Никогда не случалось мне писать так много, - впрочем, дело заслуживает того. Не оскорбляйся моей откровенностью, Массимо. Знаешь ли ты своего героя так же хорошо, как узнал теперь моего? Истина... Где она скрывается, никому не известно. Да едва ли и нуждаются в ней люди, у которых есть убеждение. Так, я обращаюсь не столько к королевскому лейтенанту, сколько к маленькому кузнечному ученику, которого оставил двенадцать лет тому назад в Милане, у Верчельских ворот. Обращаюсь к нему и прошу не отвергать дружеского и братского объятия. Нежно обнимаю также тетушку Бобину. Я очень желал бы знать, продолжает ли она по-прежнему молиться обо мне ежедневно утром, вечером, после завтрака и после обеда святому Бонифацию Калабрийскому. Извините, мои милые, за каракули и сохраните в памяти и родственном расположении вашего
Энея Сильвио Батталья.
Село Симы, Владимирской губернии, 18 июня 1811 года".

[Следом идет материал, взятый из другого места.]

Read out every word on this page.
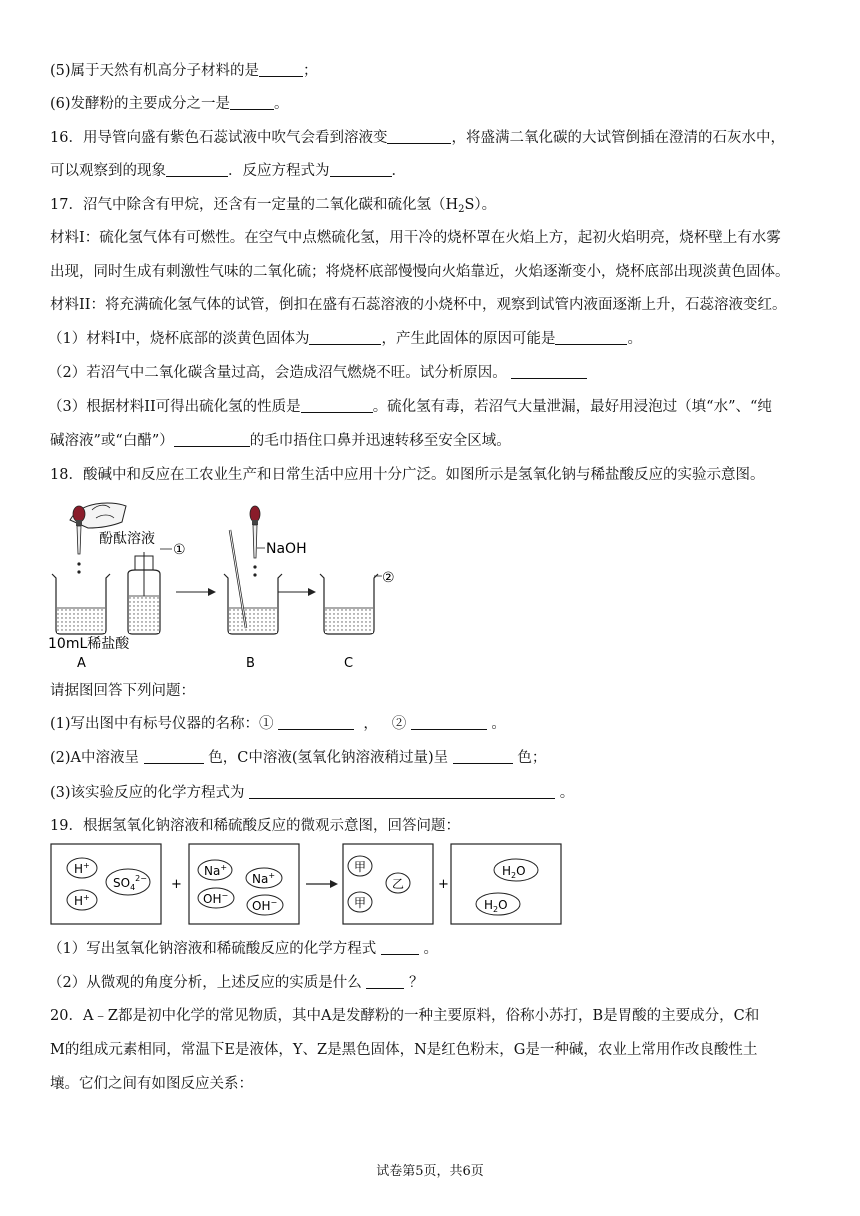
(5)属于天然有机高分子材料的是	；
(6)发酵粉的主要成分之一是	。
16．用导管向盛有紫色石蕊试液中吹气会看到溶液变	，将盛满二氧化碳的大试管倒插在澄清的石灰水中，
可以观察到的现象	．反应方程式为	．
17．沼气中除含有甲烷，还含有一定量的二氧化碳和硫化氢$(H_2S)$。
材料I：硫化氢气体有可燃性。在空气中点燃硫化氢，用干冷的烧杯罩在火焰上方，起初火焰明亮，烧杯壁上有水雾
出现，同时生成有刺激性气味的二氧化硫；将烧杯底部慢慢向火焰靠近，火焰逐渐变小，烧杯底部出现淡黄色固体。
材料II：将充满硫化氢气体的试管，倒扣在盛有石蕊溶液的小烧杯中，观察到试管内液面逐渐上升，石蕊溶液变红。
（1）材料I中，烧杯底部的淡黄色固体为	，产生此固体的原因可能是	。
（2）若沼气中二氧化碳含量过高，会造成沼气燃烧不旺。试分析原因。
（3）根据材料II可得出硫化氢的性质是	。硫化氢有毒，若沼气大量泄漏，最好用浸泡过（填“水”、“纯
碱溶液”或“白醋”）	的毛巾捂住口鼻并迅速转移至安全区域。
18．酸碱中和反应在工农业生产和日常生活中应用十分广泛。如图所示是氢氧化钠与稀盐酸反应的实验示意图。
酚酞溶液
①
10mL稀盐酸
A
NaOH
B
②
C
请据图回答下列问题：
(1)写出图中有标号仪器的名称：①	， ②	。
(2)A中溶液呈	色，C中溶液(氢氧化钠溶液稍过量)呈	色；
(3)该实验反应的化学方程式为	。
19．根据氢氧化钠溶液和稀硫酸反应的微观示意图，回答问题：
H+
H+
$SO_4^{2-}$ +
Na+
Na+
OH−
OH−
甲
甲
乙	+
$H_2O$
$H_2O$
（1）写出氢氧化钠溶液和稀硫酸反应的化学方程式	。
（2）从微观的角度分析，上述反应的实质是什么	？
20．A﹣Z都是初中化学的常见物质，其中A是发酵粉的一种主要原料，俗称小苏打，B是胃酸的主要成分，C和
M的组成元素相同，常温下E是液体，Y、Z是黑色固体，N是红色粉末，G是一种碱，农业上常用作改良酸性土
壤。它们之间有如图反应关系：
试卷第5页，共6页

Муратов и Олферьев молча смотрели друг на друга. Потом обнялись, также без слов, радостные и светлые. Не в итальянце, конечно, дело и не в его восторгах, а в том, что и вся Россия знает Багратиона таким, каков он в действительности, и другого, лучшего Багратиона ей не надо. Муратов бережно спрятал на груди письмо-подарок.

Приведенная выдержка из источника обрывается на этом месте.